Unaussprechlich (Eine Sequenz)

Ralf wusste, dass er viel riskierte, als er wagte Chiara offen zu sagen, was er empfand:
„Geliebte … Schmerz und Enttäuschung verdunkeln nicht nur deine Seele … auch meine verkümmert in ihren Schatten.“
Er sah die Betroffenheit in ihren Augen.
„Ich weiß“, flüsterte sie und senkte den Blick.
„Bitte, sag‘ mir endlich, was ich tun kann. Ich ertrage dein widersprüchliches Verhalten nicht mehr. Ich will nicht, dass wir gemeinsam daran zerbrechen. Also, erkläre es mir, rede mit mir … sprich!!“
Sein energischer Ton ließ sie zusammenfahren.
„Du kannst nichts tun! Gar nichts! Außerdem fühle ich mich dadurch unter Druck gesetzt …“
Verständnislos schüttelte er den Kopf.
„Du machst es dir zu leicht. Was m…?!“
„Zu leicht?!“, unterbrach sie ihn harsch, „du hast keine Ahnung, was ich durchmache!“ Panik stieg in ihr auf. Sie hatte sich zu früh verliebt. Sie war noch nicht so weit. Niemals würde sie ihm auch nur ein Sterbenswort davon erzählen! „Lass‘ es uns hier beenden. Ich will das alles nicht mehr, ich kann mich nicht auch noch um deinen Seelenfrieden kümmern. Das schaffe ich nicht. Bitte … lass‘ uns hier und jetzt leb‘ wohl sagen, Ralf.“
Ralf glaubte seinen Ohren nicht trauen zu können. Er baute sich mit verschränkten Armen vor ihr auf. Er wollte keine Schwäche mehr zeigen.
„Das ist jetzt nicht dein Ernst, oder?“
„Doch“, kam es tonlos aus ihrem Mund.
„Natürlich! Ich sagte doch, dass du es dir zu einfach machst! Bloß nicht vertrauen, bloß keine Offenheit, bloß nichts riskieren – es könnte ja alles noch schlimmer werden … Gratuliere zu deinem Entschluss, Chiara!“
Sein sarkastischer Unterton bohrte sich in ihr Herz.

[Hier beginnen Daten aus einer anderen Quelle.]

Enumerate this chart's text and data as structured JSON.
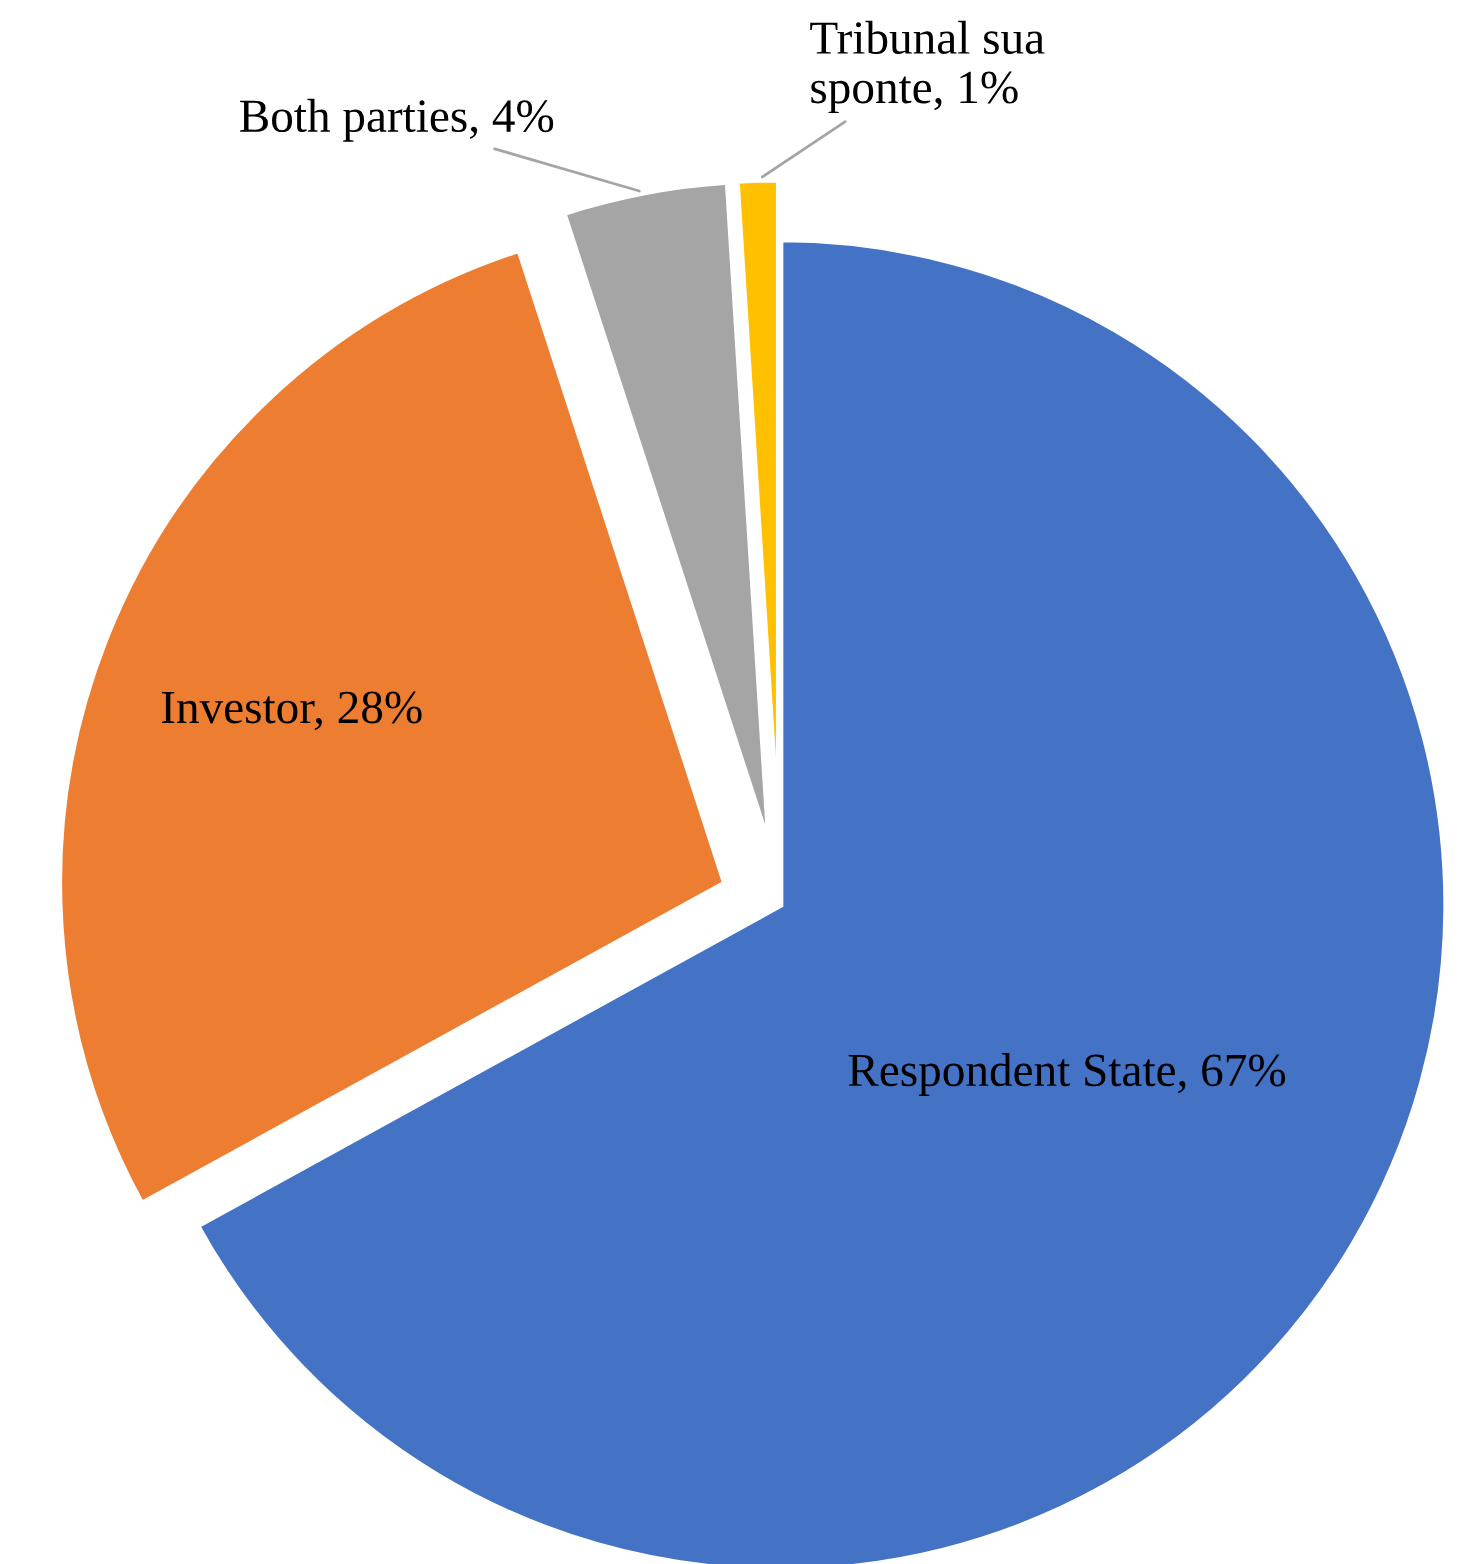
{
  "chart_data": {
    "type": "pie",
    "categories": [
      "Respondent State",
      "Investor",
      "Both parties",
      "Tribunal sua\nsponte"
    ],
    "values": [
      67,
      28,
      4,
      1
    ],
    "value_labels": [
      "67%",
      "28%",
      "4%",
      "1%"
    ],
    "colors": [
      "#4472c4",
      "#ed7d31",
      "#a5a5a5",
      "#ffc000"
    ],
    "legend": false
  }
}
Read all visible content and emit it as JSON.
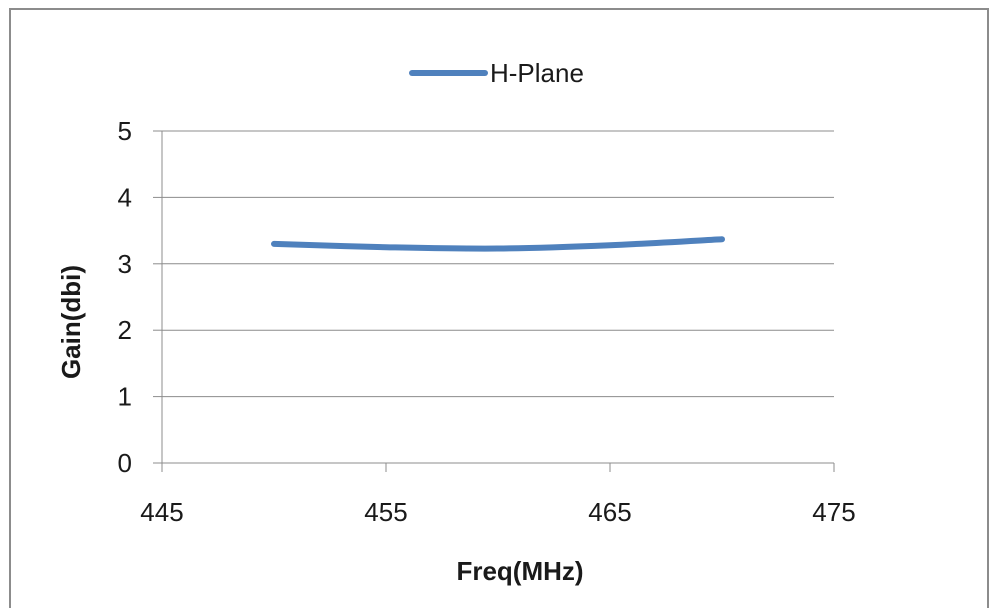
{
  "chart_data": {
    "type": "line",
    "title": "",
    "xlabel": "Freq(MHz)",
    "ylabel": "Gain(dbi)",
    "xlim": [
      445,
      475
    ],
    "ylim": [
      0,
      5
    ],
    "xticks": [
      445,
      455,
      465,
      475
    ],
    "yticks": [
      0,
      1,
      2,
      3,
      4,
      5
    ],
    "grid": true,
    "legend_position": "top-center",
    "series": [
      {
        "name": "H-Plane",
        "color": "#4f81bd",
        "x": [
          450,
          455,
          460,
          465,
          470
        ],
        "y": [
          3.3,
          3.25,
          3.23,
          3.28,
          3.37
        ]
      }
    ]
  }
}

„Noch schlimmer geht es kaum, aber noch mehr von diesem Schlimmen … das ist mir zu viel“, entgegnete sie müde.
„Und unsere Liebe?!“ Ralf bemühte sich um Fassung.
„Vielleicht können wir sie bewahren, bis ich mich aus dem Dunkel befreit habe? Bis ich Antworten gefunden habe und zur Ruhe gekommen bin?“ Ihre versöhnlichen Fragen erreichten ihn nicht.
Ralf war verbittert – sie hatte ihn nie wirklich geliebt, dessen war er sich in diesem Moment sicher.
„Ich verspreche dir nichts – ich kann es nicht.“ Er atmete hörbar ein und aus, um Kraft zu sammeln. „Also dann … wenn du mir nicht vertrauen kannst … lebe wohl, Chiara.“
Ihre Liebe war noch zu frisch und neu, als dass sie die notwendige Tragfähigkeit gehabt hätte.
Seine Rechte strich zum Abschied über ihren Oberarm. Bedauern zeigte sich deutlich in dieser letzten Geste. Dann wandte er sich entschlossen um und ging.
Die untergehende Sonne ließ Chiaras rot gelocktes Haar wie Feuerflammen aufleuchten, als sie still dastand und ihm nachschaute. Sie wusste, dass dies das Ende gewesen war – sie hatte es nicht abwenden können.